His work has far-reaching implications for research on a variety of diseases, namely in the development of immunotherapies for treating infectious diseases and cancer. In Huang’s words, “You can relate almost every disease to T-cells.”

“IME is emphasizing a new area of bioengineering, which is bioengineering around the immune system…[Huang] developed fundamentally new tools for measuring the strength of interaction between cells of the immune system and their targets in various kinds of antigen-presenting cells… focusing directly on what you would call the physics of immunology,” Tirrell says.

To accomplish these means, Huang utilizes tools like single-molecule, single-cell, and systems-level immunology imaging and assay techniques. Huang highlighted his pointedly quantitative approach.

Citing his engineering background, he commented, “engineering is very different from biology. We want precise, quantitative. We want to solve a problem practically…biology is in the transition process from descriptive, qualitative science to quantitative science…how high is ‘high’? How low is ‘low’?”  

For instance, Huang seeks to quantify the sensitivity of T-cells’ targeting mechanisms—that is, how a T-cell can specifically attack a viral pathogen without damaging healthy tissue. 

“People only have described it as ‘very sensitive.’ We want to get a number,” he says.

Huang expressed his excitement at joining the PME, where he officially started his appointment on July 1, 2015.

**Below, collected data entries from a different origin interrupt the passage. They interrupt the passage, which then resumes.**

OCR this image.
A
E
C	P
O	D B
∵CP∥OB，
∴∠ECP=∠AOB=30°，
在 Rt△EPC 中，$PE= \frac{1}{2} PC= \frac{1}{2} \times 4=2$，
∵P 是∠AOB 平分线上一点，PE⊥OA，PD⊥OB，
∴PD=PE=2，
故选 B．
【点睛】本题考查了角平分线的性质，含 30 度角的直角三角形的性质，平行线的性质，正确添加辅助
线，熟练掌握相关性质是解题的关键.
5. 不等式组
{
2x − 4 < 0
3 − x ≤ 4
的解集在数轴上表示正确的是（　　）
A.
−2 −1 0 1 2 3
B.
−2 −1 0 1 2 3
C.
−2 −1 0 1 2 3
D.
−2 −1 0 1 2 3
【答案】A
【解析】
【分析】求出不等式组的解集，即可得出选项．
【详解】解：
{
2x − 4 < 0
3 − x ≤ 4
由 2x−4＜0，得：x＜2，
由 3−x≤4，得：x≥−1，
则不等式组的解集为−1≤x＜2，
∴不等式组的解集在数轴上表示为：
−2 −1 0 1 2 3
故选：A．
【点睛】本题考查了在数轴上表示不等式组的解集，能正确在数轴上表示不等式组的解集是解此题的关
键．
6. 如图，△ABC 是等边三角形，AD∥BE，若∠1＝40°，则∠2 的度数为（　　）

Huang says that “Matt Tirrell took the lead on creating the PME, which I think is a big deal—not just for the University of Chicago, but also the Chicago area.”     

Huang received a MS in chemical engineering in 2007 and PhD in bioengineering in 2008 from the Georgia Institute of Technology, after finishing his bachelor’s degree in China. He was subsequently a postdoctoral researcher in immunology at Stanford University. Huang is a recipient of the esteemed NIH Pathway to Independence Award (K99/R00) and has recently also been awarded another NIH Exploratory (R21) grant on “Direct visualization of serial engagement by T-cell receptors.”